Communications professor

Debbie S. Dougherty is a professor in the Department of Communication at the University of Missouri. She is the former editor-in-chief of the Journal of Applied Communication Research.

== Education and career ==
Dougherty received her B.A. at California Polytechnic State University, San Luis Obispo in 1990. She has an M.A. from the University of the Pacific. After her 1992 graduation, Dougherty continued to teach and coach at University of the Pacific until 1995. She received her Ph.D. in Communication at the University of Nebraska–Lincoln in 2000. She has been a professor at the University of Missouri since 2014.

From 2018 to 2020 Dougherty served as editor for the Journal of Applied Communication Research.

== Research ==
Dougherty's research focuses on the relationship between power and work, sexual harassment as a cultural phenomenon, and social class and communication.
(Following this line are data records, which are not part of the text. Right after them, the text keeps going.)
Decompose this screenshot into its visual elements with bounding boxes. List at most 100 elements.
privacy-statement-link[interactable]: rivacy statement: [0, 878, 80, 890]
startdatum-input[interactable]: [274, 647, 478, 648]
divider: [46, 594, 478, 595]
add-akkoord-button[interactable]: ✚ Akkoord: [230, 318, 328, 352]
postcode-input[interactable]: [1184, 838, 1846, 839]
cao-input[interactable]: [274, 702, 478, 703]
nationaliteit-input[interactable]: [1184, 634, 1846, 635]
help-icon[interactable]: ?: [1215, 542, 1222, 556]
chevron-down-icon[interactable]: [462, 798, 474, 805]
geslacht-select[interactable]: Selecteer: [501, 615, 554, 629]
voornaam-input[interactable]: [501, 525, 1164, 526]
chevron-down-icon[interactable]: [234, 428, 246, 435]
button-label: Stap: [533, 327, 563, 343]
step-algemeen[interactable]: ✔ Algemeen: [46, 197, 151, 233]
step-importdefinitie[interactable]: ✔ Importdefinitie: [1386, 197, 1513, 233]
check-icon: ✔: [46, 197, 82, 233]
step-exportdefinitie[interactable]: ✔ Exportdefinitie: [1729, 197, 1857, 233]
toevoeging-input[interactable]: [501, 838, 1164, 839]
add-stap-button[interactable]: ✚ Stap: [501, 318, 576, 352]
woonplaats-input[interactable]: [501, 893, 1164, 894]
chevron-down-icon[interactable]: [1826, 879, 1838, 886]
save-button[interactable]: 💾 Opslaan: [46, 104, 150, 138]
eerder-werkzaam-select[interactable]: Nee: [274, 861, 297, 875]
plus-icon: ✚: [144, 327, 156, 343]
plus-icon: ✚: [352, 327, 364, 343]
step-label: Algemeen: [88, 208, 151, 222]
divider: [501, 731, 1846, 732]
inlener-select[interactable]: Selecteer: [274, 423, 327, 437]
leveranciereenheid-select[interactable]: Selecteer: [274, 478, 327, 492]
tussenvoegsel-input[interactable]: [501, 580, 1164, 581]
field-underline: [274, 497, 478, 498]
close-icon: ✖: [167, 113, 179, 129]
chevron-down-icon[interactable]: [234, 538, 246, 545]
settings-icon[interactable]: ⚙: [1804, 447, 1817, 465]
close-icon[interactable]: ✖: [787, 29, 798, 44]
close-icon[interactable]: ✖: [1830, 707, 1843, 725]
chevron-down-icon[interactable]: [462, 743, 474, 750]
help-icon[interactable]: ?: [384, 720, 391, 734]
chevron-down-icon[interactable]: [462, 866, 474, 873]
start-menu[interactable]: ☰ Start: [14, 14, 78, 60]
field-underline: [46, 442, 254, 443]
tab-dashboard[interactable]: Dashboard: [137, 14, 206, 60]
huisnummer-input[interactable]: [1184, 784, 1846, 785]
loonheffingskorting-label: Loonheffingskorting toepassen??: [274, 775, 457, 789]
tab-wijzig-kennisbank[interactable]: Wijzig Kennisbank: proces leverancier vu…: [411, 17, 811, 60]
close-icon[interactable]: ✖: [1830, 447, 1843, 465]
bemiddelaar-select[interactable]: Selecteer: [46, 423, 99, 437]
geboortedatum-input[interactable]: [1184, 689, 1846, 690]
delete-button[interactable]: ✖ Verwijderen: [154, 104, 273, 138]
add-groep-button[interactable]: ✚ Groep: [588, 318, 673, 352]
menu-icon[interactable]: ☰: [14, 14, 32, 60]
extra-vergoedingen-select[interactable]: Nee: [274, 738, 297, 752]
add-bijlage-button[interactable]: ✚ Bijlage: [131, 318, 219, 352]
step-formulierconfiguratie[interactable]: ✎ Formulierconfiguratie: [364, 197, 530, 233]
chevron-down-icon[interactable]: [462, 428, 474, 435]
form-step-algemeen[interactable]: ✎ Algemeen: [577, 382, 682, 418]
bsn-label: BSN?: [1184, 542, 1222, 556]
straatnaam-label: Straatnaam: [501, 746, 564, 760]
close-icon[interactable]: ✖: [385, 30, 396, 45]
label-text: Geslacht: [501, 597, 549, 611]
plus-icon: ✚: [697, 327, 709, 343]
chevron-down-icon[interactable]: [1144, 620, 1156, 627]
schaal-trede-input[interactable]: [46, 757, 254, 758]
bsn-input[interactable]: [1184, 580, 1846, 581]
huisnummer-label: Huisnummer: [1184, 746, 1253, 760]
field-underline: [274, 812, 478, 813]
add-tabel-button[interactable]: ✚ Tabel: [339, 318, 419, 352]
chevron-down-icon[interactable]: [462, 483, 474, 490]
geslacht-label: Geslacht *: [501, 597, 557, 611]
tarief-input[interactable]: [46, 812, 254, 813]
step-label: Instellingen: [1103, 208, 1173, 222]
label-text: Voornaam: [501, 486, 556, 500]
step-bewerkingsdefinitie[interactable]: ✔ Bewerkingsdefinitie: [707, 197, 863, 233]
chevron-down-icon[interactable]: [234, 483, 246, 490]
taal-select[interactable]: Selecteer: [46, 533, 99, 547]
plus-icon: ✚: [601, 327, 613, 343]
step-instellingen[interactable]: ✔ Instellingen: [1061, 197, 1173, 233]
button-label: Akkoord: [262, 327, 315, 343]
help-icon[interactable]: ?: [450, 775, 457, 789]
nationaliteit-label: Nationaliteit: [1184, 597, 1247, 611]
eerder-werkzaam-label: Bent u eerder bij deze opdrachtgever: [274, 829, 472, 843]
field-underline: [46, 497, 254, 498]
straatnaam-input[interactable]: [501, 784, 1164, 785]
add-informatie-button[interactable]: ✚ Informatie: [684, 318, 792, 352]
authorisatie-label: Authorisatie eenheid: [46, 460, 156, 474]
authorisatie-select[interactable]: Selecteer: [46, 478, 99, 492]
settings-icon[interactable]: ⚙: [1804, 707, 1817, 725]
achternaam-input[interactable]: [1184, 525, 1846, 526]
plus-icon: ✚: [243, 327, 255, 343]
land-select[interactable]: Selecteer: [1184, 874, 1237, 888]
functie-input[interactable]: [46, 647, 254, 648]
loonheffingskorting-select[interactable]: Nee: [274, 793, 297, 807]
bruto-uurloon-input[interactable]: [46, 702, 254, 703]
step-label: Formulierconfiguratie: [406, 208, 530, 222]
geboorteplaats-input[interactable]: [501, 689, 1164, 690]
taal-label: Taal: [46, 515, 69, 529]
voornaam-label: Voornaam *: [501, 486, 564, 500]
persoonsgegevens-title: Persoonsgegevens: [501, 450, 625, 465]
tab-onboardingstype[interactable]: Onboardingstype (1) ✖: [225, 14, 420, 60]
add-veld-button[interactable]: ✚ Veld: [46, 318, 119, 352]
She speaks in the media about harassment policies, and institutional reviews of research plans.

== Selected publications ==
- Dougherty, Debbie S. (2006). "Sensemaking and Emotions in Organizations: Accounting for Emotions in a Rational(ized) Context"
- Dougherty, Debbie S. (2011). "The Reluctant Farmer: An Exploration of Work, Social Class & the Production of Food"
- Dougherty, Debbie S. (2017). "The Omissions That Make So Many Sexual Harassment Policies Ineffective"
- Dougherty, Debbie S. (2022). "Sexual Harassment in Organizational Culture: A Transformative Approach"

== Awards and honors ==
In 2019 Dougherty received the Gerald Philips National Communication Association Applied Communication Award from the National Communication Association and the Kay Award from the Central States Communication Association.